The quality measurements include clinical processes of care, patient experiences of care, patient outcomes and health care efficiency. According to CMS, the aim of VBP is to improve “patient outcomes, quality, safety and lower costs with Medicare payment” by making hospitals more fiscally responsible for the quality of patient care that they deliver. This national quality strategy seeks to create a competitive and constantly improving national scale of standards while revamping Medicare finances to deliver better outcomes at lower costs. Additional new policies, improvements and measures will likely be added to VBP in FFYs 2015, 2016 and 2017.
The fine print
Hospitals are scored based on 12 measures for clinical process of care and eight measures for patient experience. The FFY 2014 program will add three outcome mortality measures and the hospital-acquired conditions (HAC) measures set, including two hospital-acquired infection measures.
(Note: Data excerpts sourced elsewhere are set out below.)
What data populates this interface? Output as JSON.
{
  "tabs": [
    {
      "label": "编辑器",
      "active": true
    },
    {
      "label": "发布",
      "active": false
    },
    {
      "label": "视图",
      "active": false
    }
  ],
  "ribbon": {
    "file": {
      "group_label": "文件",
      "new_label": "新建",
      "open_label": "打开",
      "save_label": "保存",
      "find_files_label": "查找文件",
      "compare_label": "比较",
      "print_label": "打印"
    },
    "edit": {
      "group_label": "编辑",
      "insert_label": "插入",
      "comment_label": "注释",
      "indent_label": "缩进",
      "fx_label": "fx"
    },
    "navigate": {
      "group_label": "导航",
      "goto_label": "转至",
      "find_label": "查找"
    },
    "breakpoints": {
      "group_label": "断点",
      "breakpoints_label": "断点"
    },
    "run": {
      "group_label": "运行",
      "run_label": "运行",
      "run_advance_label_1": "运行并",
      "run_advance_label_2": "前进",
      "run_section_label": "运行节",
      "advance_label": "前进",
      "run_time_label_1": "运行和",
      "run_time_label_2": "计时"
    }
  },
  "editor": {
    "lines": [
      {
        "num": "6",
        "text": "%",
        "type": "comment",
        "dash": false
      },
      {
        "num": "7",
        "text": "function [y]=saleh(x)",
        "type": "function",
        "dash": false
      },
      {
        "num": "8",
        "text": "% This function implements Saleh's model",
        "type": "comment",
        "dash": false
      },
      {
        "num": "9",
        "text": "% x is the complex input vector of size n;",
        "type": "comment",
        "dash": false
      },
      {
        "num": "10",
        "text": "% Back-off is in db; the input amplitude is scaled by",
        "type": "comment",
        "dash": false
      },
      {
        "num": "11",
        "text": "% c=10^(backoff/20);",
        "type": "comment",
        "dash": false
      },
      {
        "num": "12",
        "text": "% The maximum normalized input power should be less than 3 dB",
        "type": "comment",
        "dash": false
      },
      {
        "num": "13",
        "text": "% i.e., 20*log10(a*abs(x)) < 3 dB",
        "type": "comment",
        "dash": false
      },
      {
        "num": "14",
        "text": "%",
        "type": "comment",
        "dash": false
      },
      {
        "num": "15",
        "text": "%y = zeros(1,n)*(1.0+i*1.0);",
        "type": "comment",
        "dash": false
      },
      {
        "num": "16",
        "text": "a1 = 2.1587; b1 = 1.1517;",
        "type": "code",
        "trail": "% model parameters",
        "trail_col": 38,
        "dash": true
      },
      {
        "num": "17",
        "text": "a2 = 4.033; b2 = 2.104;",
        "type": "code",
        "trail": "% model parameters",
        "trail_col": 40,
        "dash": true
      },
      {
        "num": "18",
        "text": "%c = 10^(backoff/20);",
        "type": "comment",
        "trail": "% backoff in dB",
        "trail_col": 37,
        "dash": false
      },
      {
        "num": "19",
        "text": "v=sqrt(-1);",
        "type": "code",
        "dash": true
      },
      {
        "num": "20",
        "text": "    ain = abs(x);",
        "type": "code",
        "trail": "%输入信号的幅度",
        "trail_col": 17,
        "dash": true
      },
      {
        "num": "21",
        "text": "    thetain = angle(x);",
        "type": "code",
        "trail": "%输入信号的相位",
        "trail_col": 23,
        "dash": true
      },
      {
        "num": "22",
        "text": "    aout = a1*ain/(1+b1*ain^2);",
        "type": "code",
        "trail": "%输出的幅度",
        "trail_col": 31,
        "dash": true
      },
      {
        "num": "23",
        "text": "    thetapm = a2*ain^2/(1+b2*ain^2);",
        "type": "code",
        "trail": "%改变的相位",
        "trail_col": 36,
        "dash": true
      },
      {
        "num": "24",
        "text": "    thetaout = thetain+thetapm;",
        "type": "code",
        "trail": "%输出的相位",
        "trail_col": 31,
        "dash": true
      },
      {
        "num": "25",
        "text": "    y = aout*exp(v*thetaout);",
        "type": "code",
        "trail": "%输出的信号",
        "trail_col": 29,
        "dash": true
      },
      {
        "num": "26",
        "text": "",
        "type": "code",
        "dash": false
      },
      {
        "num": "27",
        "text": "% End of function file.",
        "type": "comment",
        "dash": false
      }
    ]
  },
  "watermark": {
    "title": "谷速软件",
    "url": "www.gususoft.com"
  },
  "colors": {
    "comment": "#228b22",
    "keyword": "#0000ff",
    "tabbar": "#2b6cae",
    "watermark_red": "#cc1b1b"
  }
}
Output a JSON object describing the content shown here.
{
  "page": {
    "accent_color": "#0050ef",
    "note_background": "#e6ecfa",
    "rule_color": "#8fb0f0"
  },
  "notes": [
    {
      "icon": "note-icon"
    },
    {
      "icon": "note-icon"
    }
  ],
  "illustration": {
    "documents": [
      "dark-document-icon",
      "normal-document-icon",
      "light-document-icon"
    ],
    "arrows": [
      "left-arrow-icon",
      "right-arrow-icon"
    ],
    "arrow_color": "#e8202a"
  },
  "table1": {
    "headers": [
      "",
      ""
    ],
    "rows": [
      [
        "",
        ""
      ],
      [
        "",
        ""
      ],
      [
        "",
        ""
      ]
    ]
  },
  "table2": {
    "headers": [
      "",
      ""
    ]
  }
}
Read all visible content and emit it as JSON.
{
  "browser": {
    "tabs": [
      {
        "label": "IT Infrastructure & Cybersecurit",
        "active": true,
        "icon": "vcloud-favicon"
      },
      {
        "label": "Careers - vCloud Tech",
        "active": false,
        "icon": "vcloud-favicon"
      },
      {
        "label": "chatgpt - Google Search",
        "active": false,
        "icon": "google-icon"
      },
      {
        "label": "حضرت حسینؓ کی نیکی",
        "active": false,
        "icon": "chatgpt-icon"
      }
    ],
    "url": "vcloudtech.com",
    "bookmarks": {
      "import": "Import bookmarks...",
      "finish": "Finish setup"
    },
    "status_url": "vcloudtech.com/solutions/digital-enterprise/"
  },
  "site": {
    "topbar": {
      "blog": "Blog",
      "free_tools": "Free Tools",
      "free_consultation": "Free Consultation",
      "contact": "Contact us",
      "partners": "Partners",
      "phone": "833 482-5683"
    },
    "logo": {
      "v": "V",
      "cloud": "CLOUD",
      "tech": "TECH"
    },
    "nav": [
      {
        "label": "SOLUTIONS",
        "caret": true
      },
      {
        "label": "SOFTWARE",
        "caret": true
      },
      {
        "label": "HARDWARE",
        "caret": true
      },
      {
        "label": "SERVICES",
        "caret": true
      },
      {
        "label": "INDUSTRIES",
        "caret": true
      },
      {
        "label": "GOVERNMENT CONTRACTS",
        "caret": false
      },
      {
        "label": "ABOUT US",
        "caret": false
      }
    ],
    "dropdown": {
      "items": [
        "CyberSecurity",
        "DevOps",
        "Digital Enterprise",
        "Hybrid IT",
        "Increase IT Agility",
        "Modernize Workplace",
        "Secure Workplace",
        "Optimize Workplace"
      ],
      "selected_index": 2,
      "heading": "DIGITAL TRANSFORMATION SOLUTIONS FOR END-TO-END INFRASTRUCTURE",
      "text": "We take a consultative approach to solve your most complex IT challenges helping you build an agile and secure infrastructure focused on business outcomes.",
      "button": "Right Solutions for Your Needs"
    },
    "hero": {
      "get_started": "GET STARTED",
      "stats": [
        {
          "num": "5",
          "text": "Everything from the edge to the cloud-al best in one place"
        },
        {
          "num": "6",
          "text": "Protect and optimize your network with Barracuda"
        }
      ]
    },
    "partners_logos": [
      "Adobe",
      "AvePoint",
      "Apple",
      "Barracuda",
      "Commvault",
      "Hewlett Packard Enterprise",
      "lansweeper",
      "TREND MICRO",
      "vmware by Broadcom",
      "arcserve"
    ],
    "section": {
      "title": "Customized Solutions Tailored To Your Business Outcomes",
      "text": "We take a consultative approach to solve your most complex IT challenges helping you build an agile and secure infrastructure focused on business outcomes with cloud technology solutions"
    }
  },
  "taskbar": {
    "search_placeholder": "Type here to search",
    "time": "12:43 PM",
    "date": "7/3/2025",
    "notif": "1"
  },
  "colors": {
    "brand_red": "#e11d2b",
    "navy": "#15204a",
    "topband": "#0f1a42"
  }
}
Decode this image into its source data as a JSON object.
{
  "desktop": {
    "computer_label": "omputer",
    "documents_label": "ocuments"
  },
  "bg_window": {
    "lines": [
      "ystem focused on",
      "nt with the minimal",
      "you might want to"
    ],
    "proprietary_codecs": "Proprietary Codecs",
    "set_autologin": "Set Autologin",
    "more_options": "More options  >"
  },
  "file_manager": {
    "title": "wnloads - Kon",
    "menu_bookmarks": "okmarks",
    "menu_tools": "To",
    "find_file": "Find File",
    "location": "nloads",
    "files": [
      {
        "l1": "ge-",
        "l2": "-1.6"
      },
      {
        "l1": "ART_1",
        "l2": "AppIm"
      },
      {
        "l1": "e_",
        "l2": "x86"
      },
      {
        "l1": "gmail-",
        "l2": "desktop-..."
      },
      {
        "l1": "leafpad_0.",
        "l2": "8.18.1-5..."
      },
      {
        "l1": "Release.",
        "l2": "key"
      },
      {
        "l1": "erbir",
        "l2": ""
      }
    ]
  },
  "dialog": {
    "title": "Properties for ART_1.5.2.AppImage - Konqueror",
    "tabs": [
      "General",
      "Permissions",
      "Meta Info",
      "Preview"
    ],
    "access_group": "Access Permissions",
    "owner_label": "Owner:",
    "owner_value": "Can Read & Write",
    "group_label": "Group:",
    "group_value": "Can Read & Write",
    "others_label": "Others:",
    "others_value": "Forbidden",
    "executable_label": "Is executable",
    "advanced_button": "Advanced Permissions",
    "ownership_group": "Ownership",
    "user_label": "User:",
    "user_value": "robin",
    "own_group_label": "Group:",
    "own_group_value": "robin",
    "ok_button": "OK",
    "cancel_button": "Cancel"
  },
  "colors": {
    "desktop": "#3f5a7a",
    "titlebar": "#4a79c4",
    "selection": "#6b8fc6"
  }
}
CMS will calculate an achievement score and improvement score for each hospital based on its compliance and quality of care provided as determined by the CMS performance measures. The national benchmark standard created by CMS represents the highest achievement level a hospital can obtain (a perfect score), whereas the threshold represents the minimum level of acceptable achievement. Once a hospital reports the appropriate data for each process, CMS will create an achievement score and an improvement score. The overall VBP score for each hospital will determine how much money they will receive from the VBP incentive pool based on a linear exchange function that ranks hospitals compared with the national average and CMS-determined standards. Hospitals will receive payment adjustments under the VBP program that, depending on their score compared with the national average, can result in earning more, less or the same amount as their IPPS payment reduction (ie, 1% in FFY 2013). The VBP payback could range from about 60% to about 160% of the original withheld reduction.
Under the microscope
Optimizing the prevention and management of infectious diseases will be a crucial determinant for a hospital to obtain favorable VBP scores. VBP targets processes of care, preventable HACs and hospital complications.
For 2013, there are several metrics that fall under the domain of infectious diseases, including: management of CAP; prevention of SSI; and in FY 2014, prevention of vascular catheter-associated infections; and catheter-associated urinary tract infection (CAUTI).
Thus, hospital management will increasingly rely on infection control and antimicrobial stewardship departments, as well as infectious disease physicians, to optimize VBP scores regarding these infection-related metrics. Not only will the VBP program aim to improve patient safety, satisfaction and quality of care, it will also present a new challenge and unique opportunity for infectious diseases professionals to become increasingly recognized as critical components of the patient safety movement in the hospital and in the health care community at large.
Potential result
If a hospital does not meet the threshold standards set by VBP, individual doctors will not be held directly accountable, nor receive monetary penalties. An obvious indirect impact of receiving low VBP scores, however, is the reduced financial support for and potential financial strain on hospitals (and consequently the hospitals’ infectious diseases, infection control and antimicrobial stewardship programs).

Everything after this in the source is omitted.